Portugal não devia ter desistido da queixa sobre Almaraz, dizem ambientalistas
Associação ambientalista Zero aconselha Governo português a bater-se "com todos os meios diplomáticos ao dispor" contra prolongamento daquela central nuclear, localizada a cerca de 100 quilómetros da fronteira.
O acordo entre Portugal e Espanha em torno da construção do aterro de resíduos nucleares na central de Almaraz é “uma boa notícia, mas não chega”, reagiu Carla Graça, da Zero. Em comunicado, a associação ambientalista considera que Portugal não deveria ter desistido da queixa contra Espanha em Bruxelas, apesar de reconhecer que esta poderá ser retomada caso os resultados das negociações venham a revelar-se "improcedentes".
“Não é uma má notícia, mas obviamente queremos mais”, declarou ao PÚBLICO Carla Graça, para quem a suspensão das obras de construção daquele armazém pelo menos durante dois meses - período durante o qual Espanha se compromete a partilhar com Portugal todas as informações relativas à central, bem como a promover uma visita conjunta ao local – não resolve o essencial da questão.
“É óbvio que a decisão de construir o armazém tem o objectivo encapotado de prolongar o tempo de vida útil da central por mais vinte anos e é contra isto que o Governo português tem que lutar, com todos os meios diplomáticos ao seu dispor”, acrescentou Carla Graça. "Convém lembrar que a verdadeira questão e que tem de estar presente nas conversas entre os dois Estados é a razão da instalação do armazenamento temporário de resíduos nucleares que é completamente desnecessário se se respeitar o fecho da central em 2020, de acordo com o estipulado na licença", insiste a Zero no comunicado.
Em Dezembro, o Governo espanhol tornou pública a autorização para a construção de um armazém temporário individualizado (ATI) de apoio à central nuclear de Almaraz, na província espanhola de Cáceres, a poucos quilómetros da fronteira portuguesa, e cujos reactores são refrigerados pelas águas do Tejo. Porém, só em Janeiro deste ano é que o Governo português se insurgiu em Bruxelas contra o facto de Madrid não ter feito a avaliação do impacto transfronteiriço a que estava obrigada. "O Estado espanhol e os proprietários da central têm revelado uma enorme falta de transparência e inflexibilidade e é com surpresa que vemos esta tomada de atitude do Governo português, devendo ser completamente esclarecidas eventuais contrapartidas que tenham sido negociadas", nota, a propósito, a Zero.

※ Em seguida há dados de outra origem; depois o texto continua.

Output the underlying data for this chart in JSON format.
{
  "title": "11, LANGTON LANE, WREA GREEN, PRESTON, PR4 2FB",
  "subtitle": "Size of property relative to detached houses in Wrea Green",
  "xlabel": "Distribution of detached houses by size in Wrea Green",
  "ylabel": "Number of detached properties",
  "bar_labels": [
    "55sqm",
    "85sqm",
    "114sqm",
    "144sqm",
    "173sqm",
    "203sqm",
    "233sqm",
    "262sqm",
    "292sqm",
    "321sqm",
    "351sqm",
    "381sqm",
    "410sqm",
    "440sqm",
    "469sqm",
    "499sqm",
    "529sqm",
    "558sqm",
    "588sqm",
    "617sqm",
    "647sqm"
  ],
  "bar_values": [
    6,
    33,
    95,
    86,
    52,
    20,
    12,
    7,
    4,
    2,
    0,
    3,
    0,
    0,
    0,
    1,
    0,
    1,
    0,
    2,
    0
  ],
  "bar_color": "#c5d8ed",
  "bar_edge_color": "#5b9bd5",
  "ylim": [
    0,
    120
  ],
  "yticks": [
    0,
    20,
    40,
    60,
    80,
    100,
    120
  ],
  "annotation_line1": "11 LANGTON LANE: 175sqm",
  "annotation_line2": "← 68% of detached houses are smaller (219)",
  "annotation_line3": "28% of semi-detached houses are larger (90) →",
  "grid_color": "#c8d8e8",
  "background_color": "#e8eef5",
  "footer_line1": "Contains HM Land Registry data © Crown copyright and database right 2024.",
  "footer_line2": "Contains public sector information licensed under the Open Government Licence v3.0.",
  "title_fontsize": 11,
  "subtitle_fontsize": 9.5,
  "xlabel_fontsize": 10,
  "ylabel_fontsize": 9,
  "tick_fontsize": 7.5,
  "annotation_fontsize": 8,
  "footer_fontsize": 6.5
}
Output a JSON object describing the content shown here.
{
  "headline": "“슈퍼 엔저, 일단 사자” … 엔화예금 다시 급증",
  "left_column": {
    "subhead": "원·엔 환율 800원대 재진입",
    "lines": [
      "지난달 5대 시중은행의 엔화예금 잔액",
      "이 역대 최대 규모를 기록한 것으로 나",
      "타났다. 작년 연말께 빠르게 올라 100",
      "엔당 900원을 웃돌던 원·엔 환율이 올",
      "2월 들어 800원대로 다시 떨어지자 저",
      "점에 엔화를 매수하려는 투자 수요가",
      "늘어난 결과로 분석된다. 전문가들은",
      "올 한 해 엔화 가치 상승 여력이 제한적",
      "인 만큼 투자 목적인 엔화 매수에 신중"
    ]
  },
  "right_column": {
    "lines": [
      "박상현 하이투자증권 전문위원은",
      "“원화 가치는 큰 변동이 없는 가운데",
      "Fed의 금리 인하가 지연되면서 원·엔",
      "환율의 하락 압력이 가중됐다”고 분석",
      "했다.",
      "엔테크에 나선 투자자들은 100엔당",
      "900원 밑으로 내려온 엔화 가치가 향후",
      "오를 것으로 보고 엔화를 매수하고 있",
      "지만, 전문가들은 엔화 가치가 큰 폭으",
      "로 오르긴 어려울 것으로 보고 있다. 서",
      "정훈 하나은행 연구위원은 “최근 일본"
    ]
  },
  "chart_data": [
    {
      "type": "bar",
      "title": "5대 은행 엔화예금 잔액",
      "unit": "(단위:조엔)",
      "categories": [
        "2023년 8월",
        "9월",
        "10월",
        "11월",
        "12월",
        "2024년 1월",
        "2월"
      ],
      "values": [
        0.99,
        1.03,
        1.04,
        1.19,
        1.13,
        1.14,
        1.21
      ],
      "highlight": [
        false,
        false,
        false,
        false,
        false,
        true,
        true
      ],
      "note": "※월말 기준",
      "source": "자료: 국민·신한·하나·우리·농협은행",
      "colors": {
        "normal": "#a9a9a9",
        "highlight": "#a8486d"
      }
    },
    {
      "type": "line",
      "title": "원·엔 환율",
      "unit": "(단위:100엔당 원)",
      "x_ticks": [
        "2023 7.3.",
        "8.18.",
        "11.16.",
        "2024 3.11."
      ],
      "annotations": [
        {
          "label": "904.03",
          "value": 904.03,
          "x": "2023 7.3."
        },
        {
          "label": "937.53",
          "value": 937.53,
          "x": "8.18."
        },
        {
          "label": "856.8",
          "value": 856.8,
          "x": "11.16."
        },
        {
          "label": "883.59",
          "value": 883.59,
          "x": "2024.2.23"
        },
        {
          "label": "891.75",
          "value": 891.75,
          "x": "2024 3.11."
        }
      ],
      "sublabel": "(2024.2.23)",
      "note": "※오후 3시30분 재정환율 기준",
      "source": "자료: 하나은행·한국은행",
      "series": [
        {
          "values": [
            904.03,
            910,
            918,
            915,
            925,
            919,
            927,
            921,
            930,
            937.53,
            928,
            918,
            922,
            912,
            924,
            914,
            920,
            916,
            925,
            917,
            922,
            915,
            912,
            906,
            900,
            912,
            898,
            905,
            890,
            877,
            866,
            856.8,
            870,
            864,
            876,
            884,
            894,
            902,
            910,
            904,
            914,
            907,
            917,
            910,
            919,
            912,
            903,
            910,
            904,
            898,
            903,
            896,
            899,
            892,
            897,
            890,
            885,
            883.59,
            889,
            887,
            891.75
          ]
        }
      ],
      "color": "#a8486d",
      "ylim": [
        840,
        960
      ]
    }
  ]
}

Em Janeiro, a indignação portuguesa seguiu para a Comissão Europeia em forma de queixa. A mesma queixa que o Governo português se comprometeu agora a retirar, face ao compromisso de que Espanha vai fornecer a Portugal todas as informações tidas como necessárias para determinar a ausência de efeitos significativos do projecto no território português. Ora, para a Zero, "a solução e a luta contra o nuclear só terminará quando Espanha desistir da prorrogação do tempo de exploração de Almaraz, o que infelizmente está muito longe de acontecer".
Dado que o tempo de vida útil de Almaraz termina em 2020, a decisão de construir o aterro é interpretada pelos ambientalistas dos dois lados da fronteira como um sinal inequívoco de que Espanha se prepara para prolongar, pelo menos por mais 20 anos, o funcionamento desta central. Almaraz foi construída para funcionar até 2010. Nessa data, viu o seu tempo de vida prolongado por mais 10 anos, tempo considerado suficiente para que a central se tenha tornado “obsoleta”, segundo os ambientalistas, que reforçam a sua posição com os sucessivos incidentes registados nos ultimos anos.
Apesar disso, o Conselho de Segurança Nuclear de Espanha está disposto a autorizar o prolongamento da vida das centrais nucleares espanholas. No início deste mês, emitiu parecer favorável para que a central de Garona possa operar até completar os 60 anos de vida, numa decisão que abre precedentes relativamente às restantes quatro centrais existentes no território espanhol. A imprensa espanhola noticiou, de resto, que a próxima central a pedir autorização para continuar a operar é Almaraz, detida pela Iberdrola, Unión Fenosa e Endessa.
O Ministério da Energia espanhol tem, até ao fim do ano ou início de 2018, de decidir se prolonga a actual licença de exploração da central de Almaraz.